AK Parti iktidarının Kürtlere yönelik olumsuz politikalarının nedenlerini başka gerekçelerde aramak gerekir.
--
Türkiye’nin ısrarla ileri sürdüğü YPG ve PKK ilişkisi inkâr edilemez, hatta Rojava’yı koruma adına birlikteliği de olabilir. IŞID çetelerine karşı Kobani savunmasında peşmergeler gibi PKK militanlarının da rol aldığı biliniyor.
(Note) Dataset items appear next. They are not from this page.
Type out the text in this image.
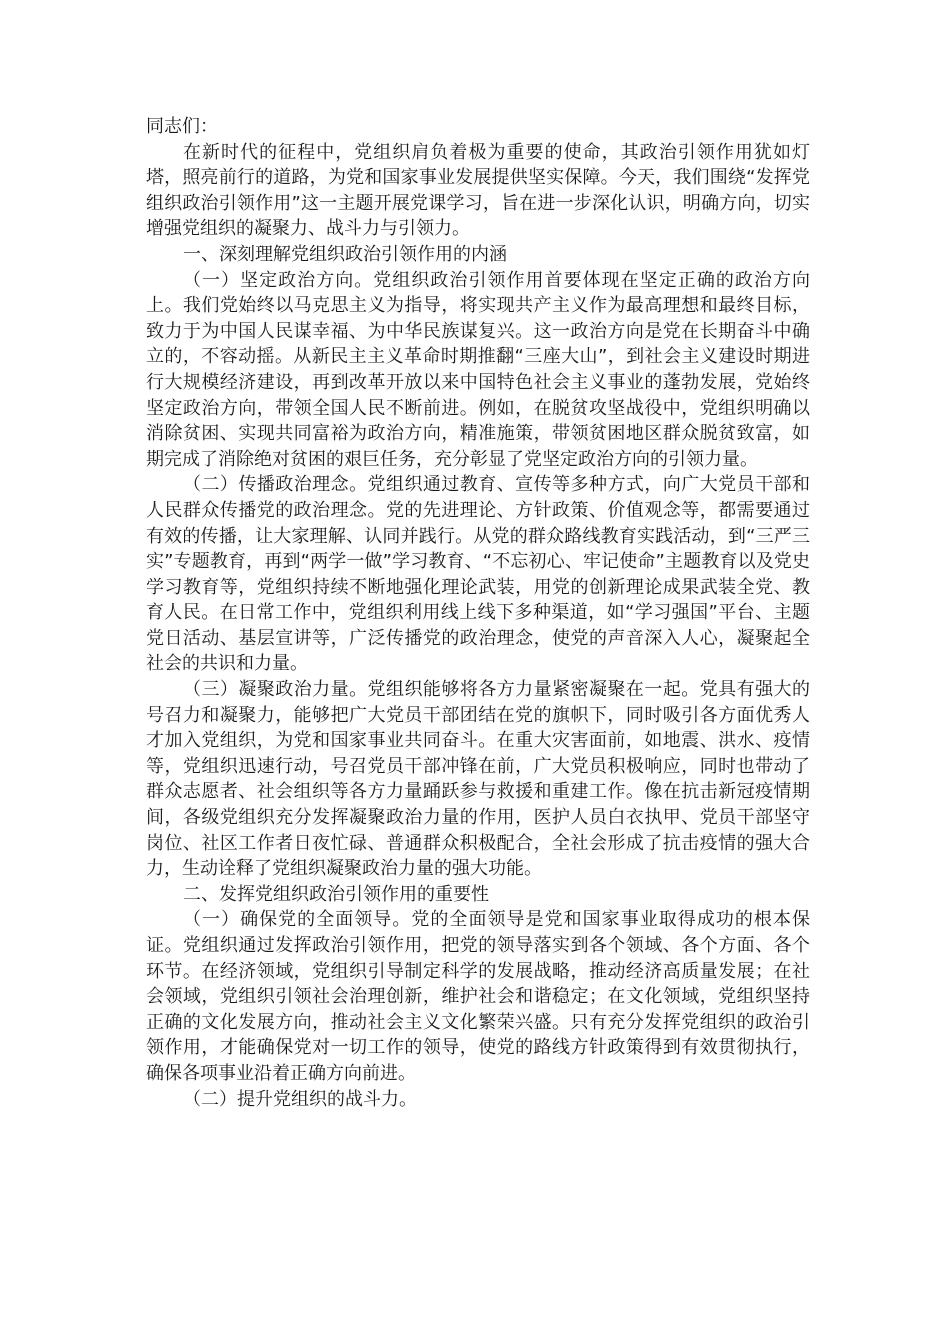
同志们：

在新时代的征程中，党组织肩负着极为重要的使命，其政治引领作用犹如灯塔，照亮前行的道路，为党和国家事业发展提供坚实保障。今天，我们围绕“发挥党组织政治引领作用”这一主题开展党课学习，旨在进一步深化认识，明确方向，切实增强党组织的凝聚力、战斗力与引领力。

一、深刻理解党组织政治引领作用的内涵

（一）坚定政治方向。党组织政治引领作用首要体现在坚定正确的政治方向上。我们党始终以马克思主义为指导，将实现共产主义作为最高理想和最终目标，致力于为中国人民谋幸福、为中华民族谋复兴。这一政治方向是党在长期奋斗中确立的，不容动摇。从新民主主义革命时期推翻“三座大山”，到社会主义建设时期进行大规模经济建设，再到改革开放以来中国特色社会主义事业的蓬勃发展，党始终坚定政治方向，带领全国人民不断前进。例如，在脱贫攻坚战役中，党组织明确以消除贫困、实现共同富裕为政治方向，精准施策，带领贫困地区群众脱贫致富，如期完成了消除绝对贫困的艰巨任务，充分彰显了党坚定政治方向的引领力量。

（二）传播政治理念。党组织通过教育、宣传等多种方式，向广大党员干部和人民群众传播党的政治理念。党的先进理论、方针政策、价值观念等，都需要通过有效的传播，让大家理解、认同并践行。从党的群众路线教育实践活动，到“三严三实”专题教育，再到“两学一做”学习教育、“不忘初心、牢记使命”主题教育以及党史学习教育等，党组织持续不断地强化理论武装，用党的创新理论成果武装全党、教育人民。在日常工作中，党组织利用线上线下多种渠道，如“学习强国”平台、主题党日活动、基层宣讲等，广泛传播党的政治理念，使党的声音深入人心，凝聚起全社会的共识和力量。

（三）凝聚政治力量。党组织能够将各方力量紧密凝聚在一起。党具有强大的号召力和凝聚力，能够把广大党员干部团结在党的旗帜下，同时吸引各方面优秀人才加入党组织，为党和国家事业共同奋斗。在重大灾害面前，如地震、洪水、疫情等，党组织迅速行动，号召党员干部冲锋在前，广大党员积极响应，同时也带动了群众志愿者、社会组织等各方力量踊跃参与救援和重建工作。像在抗击新冠疫情期间，各级党组织充分发挥凝聚政治力量的作用，医护人员白衣执甲、党员干部坚守岗位、社区工作者日夜忙碌、普通群众积极配合，全社会形成了抗击疫情的强大合力，生动诠释了党组织凝聚政治力量的强大功能。

二、发挥党组织政治引领作用的重要性

（一）确保党的全面领导。党的全面领导是党和国家事业取得成功的根本保证。党组织通过发挥政治引领作用，把党的领导落实到各个领域、各个方面、各个环节。在经济领域，党组织引导制定科学的发展战略，推动经济高质量发展；在社会领域，党组织引领社会治理创新，维护社会和谐稳定；在文化领域，党组织坚持正确的文化发展方向，推动社会主义文化繁荣兴盛。只有充分发挥党组织的政治引领作用，才能确保党对一切工作的领导，使党的路线方针政策得到有效贯彻执行，确保各项事业沿着正确方向前进。

（二）提升党组织的战斗力。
IŞID çetelerinin hezimete uğratılmasından sonra PKK güçlerinin de Peşmerge güçleri gibi geri çekilmesi gerekirken Rojava’da kaldıkları iddiası da doğru olabilir.
Ancak örgüt olarak PKK kimliği ile YPG içinde varlıklarını sürdürdüklerini ileri sürmek bana çok da inandırıcı gelmiyor.
Çünkü YPG, PKK’nin bir uzantısı değildir. Bazılarının iddia ettiği gibi Abdullah Öcalan da YPG’nin kurucusu ve önderi değildir. Kuşkusuz Abdullah Öcalan’a büyük bir sempati ve saygı duyuyorlar. İdeolojik yakınlıkları da olabilir ancak PKK ve YPG; kuruluşu, mücadele alanı ve amacı itibariyle farklı örgütlerdir.
Her ne kadar SDG Genel Komutanı Mazlum Abdi ve PYD lideri Salih Müslim’in açıklamalarına ilave olarak PKK yöneticilerinin de yaptıkları açıklamalarla Rojava'da iki örgüt arasında herhangi bir bağın olmadığını ilan etseler de Türkiye’nin buna ikna olmadığı anlaşılıyor.
Bu bağlamda Türkiye’nin kaygılarını ve endişelerini de anlamak gerekiyor. Bunun için de YPG ve PKK’nin kesinlikle ayrışması gerektiğini düşünüyorum. Rojava Kürtlerinin PKK ile değil, komşu ülke ve topluluklarla bir barış ve güvenliğe ihtiyacı vardır.